Who is the Mississippi Mermaid?
Her decision to go public follows a rash of calls to the Driskill Mountain Wildlife & Oddities Department.
“We’ve had no fewer than 47 calls this summer alone,” said department director Earl P. Boudreaux. “Most of them go something like, ‘There’s a woman with a fish tail in my pond, please remove."
The following was transcribed from her first public statement, delivered outside the local Piggly Wiggly on a stationary shopping cart.

A heart that broke too early,
and a soul that never fit the family picture
"Welp, mama dreamed in dollar signs, while daddy wore blue - and they both fell in love with little thin white lines. Big time. So what's a little guppy to do?
I learned the blues, and I learned to rhyme.
My earliest memories involved a circus of family court, domestic house calls, and so much screaming - it left me unable to speak, and fearful of most adults. But at least I had a big brother, and we had music.
At the age of 6, my brother and I were separated. We were forced to grow up in different homes across the country. The day I was picked up by my grandparents at the police station, no one told me it would be the last time I would see him. Life became very quiet. Answers did not come. The grown folks around me? They said I was just a kid, and I would soon forget. But I kept singing, and I kept writing to remember.
I made up a game called window wishing - I wrote letters, stories, and songs - wishing for a new world of my own.
One afternoon during my routine window wishing, a tree told me I would be a writer. Yes, a tree. That same tree also said, I would grow up to become a voice for kids like me. And as for the weight of my own heartache? The tree told me to times what I feel by infinite three. The tree warned there were many, many, many buried in the snow, like me. Today, I only take my advice from trees.
I am the daughter of addicts and a product of an environment that was meant to destroy, but in that darkness my spirit found its brightest light through music, stories, and magic. Now I am paying the life vest forward, to teens and the young-at-heart, to help you find your place through unkind waters, too.

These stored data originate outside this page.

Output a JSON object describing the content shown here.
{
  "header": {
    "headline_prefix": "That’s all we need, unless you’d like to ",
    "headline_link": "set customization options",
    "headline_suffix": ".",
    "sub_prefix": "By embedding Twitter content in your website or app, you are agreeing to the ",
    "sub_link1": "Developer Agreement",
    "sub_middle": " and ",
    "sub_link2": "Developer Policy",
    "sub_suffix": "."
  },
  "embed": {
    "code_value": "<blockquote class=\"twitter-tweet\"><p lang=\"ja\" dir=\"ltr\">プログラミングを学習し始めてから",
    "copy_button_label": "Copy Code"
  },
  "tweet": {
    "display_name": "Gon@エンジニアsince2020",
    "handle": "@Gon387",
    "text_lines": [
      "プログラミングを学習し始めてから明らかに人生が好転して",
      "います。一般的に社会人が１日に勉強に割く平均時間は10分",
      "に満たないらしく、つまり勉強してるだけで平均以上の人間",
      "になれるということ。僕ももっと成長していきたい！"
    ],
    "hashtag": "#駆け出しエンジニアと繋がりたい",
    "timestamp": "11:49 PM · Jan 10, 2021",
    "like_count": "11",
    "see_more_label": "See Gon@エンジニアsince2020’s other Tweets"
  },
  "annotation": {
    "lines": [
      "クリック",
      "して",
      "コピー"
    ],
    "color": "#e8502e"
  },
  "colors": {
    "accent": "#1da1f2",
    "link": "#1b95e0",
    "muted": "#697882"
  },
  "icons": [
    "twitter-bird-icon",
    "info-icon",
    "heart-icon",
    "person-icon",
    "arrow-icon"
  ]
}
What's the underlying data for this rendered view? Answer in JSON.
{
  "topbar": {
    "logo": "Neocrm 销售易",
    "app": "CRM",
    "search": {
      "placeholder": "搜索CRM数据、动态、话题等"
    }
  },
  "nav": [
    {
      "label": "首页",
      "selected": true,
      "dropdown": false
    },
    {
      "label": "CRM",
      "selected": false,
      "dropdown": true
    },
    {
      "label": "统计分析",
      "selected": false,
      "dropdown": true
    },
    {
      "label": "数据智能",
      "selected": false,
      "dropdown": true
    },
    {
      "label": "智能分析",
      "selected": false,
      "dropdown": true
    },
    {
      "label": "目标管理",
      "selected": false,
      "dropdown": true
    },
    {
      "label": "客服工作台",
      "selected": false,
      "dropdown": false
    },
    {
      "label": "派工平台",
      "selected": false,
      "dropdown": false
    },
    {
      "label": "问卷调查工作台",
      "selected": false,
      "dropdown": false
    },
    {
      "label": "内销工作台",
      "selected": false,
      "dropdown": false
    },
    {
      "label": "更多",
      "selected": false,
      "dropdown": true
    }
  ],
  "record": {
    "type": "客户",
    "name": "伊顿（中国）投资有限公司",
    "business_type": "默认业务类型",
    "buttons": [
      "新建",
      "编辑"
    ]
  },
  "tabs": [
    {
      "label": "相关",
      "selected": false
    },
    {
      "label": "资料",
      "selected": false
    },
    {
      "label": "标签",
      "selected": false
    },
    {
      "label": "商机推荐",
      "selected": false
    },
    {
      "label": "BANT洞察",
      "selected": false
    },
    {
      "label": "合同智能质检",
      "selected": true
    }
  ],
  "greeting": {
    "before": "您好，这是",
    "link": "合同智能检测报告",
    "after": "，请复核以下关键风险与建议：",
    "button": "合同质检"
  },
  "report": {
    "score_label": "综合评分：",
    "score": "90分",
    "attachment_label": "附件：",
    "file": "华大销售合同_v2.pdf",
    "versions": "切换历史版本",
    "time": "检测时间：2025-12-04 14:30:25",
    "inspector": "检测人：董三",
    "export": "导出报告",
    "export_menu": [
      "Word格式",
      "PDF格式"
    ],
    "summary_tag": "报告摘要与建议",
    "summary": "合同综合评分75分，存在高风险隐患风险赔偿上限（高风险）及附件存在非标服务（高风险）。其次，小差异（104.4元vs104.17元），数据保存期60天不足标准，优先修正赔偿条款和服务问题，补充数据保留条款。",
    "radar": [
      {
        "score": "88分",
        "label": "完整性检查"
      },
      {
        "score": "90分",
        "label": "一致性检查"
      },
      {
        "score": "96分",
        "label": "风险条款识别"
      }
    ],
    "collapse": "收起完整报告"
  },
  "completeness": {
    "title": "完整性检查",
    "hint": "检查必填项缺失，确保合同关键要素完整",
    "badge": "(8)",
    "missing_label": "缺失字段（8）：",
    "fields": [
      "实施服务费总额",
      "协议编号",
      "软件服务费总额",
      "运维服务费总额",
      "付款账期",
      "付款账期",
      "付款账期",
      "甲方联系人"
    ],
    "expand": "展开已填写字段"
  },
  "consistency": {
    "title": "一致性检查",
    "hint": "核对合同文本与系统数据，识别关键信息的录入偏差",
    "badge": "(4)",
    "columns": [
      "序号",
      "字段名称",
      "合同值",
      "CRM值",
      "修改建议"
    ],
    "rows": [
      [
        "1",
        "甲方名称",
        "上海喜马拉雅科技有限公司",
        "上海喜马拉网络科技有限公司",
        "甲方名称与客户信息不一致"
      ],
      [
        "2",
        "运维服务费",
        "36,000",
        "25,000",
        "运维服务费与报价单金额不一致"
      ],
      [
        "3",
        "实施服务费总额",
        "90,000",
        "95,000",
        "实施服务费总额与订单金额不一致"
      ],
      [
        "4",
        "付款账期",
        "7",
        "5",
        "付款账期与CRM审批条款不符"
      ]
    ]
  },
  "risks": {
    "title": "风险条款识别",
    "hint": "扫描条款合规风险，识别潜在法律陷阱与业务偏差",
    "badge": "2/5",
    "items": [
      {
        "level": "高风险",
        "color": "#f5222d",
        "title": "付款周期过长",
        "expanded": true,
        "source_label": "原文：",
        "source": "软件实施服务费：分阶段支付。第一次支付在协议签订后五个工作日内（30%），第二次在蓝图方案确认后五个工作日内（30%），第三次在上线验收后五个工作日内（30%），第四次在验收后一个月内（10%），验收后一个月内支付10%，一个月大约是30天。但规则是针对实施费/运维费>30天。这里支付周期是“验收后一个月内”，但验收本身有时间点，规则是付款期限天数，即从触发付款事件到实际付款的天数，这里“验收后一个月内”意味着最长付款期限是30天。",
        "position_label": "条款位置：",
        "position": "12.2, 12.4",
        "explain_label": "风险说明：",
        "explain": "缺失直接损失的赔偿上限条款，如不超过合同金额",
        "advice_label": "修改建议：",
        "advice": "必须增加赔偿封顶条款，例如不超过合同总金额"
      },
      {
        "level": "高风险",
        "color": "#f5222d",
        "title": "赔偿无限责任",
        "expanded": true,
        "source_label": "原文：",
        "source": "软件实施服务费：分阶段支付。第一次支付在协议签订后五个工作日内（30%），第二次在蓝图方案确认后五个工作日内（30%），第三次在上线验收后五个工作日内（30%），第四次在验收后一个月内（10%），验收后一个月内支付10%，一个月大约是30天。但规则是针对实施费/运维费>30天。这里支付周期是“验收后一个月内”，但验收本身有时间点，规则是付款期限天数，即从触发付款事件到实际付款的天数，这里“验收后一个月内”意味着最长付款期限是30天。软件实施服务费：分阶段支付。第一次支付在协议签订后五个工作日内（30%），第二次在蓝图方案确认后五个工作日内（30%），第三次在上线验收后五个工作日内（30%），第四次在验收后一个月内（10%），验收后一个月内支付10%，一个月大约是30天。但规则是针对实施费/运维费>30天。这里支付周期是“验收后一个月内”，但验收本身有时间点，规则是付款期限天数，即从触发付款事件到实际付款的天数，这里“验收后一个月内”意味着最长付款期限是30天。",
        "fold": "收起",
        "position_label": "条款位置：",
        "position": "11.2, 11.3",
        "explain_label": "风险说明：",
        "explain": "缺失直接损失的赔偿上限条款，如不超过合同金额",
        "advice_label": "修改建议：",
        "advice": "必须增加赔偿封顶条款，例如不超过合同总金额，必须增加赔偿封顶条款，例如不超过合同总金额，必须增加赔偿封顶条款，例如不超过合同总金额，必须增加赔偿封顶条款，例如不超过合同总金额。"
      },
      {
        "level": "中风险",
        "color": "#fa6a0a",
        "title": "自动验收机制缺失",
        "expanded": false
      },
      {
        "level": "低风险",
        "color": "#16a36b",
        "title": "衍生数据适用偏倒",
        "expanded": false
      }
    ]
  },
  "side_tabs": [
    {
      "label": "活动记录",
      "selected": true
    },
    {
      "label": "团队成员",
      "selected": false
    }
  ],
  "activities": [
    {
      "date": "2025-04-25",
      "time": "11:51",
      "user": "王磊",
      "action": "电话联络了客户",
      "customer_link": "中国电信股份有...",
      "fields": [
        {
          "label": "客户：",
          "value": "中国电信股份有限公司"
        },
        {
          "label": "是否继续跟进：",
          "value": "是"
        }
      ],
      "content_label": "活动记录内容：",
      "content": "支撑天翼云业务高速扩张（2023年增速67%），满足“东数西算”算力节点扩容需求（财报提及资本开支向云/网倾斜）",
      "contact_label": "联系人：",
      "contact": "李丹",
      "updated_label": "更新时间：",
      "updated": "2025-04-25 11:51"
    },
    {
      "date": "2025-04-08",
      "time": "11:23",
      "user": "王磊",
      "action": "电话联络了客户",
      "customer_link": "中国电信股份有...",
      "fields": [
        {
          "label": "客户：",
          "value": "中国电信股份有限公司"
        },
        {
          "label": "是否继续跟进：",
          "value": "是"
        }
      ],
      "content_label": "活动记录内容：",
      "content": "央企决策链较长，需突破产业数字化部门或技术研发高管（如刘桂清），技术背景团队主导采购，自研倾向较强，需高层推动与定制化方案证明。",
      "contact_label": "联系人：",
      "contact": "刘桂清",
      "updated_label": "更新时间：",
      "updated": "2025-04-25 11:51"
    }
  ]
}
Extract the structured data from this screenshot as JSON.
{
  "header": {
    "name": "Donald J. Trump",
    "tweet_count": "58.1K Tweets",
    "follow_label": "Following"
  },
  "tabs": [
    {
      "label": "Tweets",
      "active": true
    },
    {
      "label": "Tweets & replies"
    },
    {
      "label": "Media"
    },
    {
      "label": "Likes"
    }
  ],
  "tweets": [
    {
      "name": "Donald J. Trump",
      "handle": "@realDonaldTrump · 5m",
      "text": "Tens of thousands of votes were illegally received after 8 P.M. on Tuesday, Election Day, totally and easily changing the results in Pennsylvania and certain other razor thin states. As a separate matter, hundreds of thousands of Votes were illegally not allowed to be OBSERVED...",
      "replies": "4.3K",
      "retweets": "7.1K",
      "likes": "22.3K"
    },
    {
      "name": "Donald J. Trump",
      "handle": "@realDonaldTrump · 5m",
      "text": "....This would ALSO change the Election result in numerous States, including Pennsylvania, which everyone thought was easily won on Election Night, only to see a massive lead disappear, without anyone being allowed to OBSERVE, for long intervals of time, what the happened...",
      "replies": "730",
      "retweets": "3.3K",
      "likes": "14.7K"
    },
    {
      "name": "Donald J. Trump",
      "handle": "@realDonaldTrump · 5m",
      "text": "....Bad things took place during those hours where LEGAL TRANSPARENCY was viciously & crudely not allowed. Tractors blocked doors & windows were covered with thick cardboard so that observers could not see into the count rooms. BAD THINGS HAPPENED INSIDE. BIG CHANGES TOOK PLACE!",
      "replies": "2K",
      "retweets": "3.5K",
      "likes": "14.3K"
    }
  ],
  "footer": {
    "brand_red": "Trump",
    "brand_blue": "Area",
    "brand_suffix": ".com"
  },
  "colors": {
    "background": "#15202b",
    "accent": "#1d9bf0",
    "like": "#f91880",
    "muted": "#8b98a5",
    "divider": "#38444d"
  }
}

I am still here. My brother is not. He lost the fight, but I will win the war.
Once upon a time, I was told what happened to me didn't matter. My heartache lit a fire so ferocious I will devote the rest of my life repeating until my face turns blue - what happened to you mattered. Your truth matters, and no one can tell it for you.
The only way to break cycles and to heal the hurt is to feel it.
So I wrote a survival guide - a collection of silly poems, silly truths, and torn apart patchwork pieces of a girl simply trying to stitch herself back together.
I quickly learned no matter how hard I tried - I could never stitch myself back to the girl I used to be. The woman I am today carries scars, grit, and grace - so I became a mermaid.
My life today is still a circus of house calls, but of a different kind. Not just for birthday parties or festivals, but the kind when a child needs a reason to keep swimming - a friend to help them make sense of our world's strange waters, that's been through it, too. Bullies, broken homes, loss - this is how a mermaid collects her scales! I'll teach you how.
Take it from a mermaid who almost drowned, but didn't. I'm Dakota. I'm a professional mermaid, and a tender-hearted tornado.
I am here to help you keep swimming."
- Female entity with anomalous tail identified as Dakota Driskill, formerly known as a human girl named Laura, sometimes go by the alias Caesar Augustus, will also answer to Nina Tootenbacher of the Tootenbacher Popcorn fame.
Field notes: Entity speaks three languages, and trained in aquatic jiu jitsu. Entity considered feral and dangerous, no civilians were harmed or slimed during this official public statement but many left with an inexplicable urge to be silly. Entity has now been sent back to testing facilities for weapons of psychic warfare.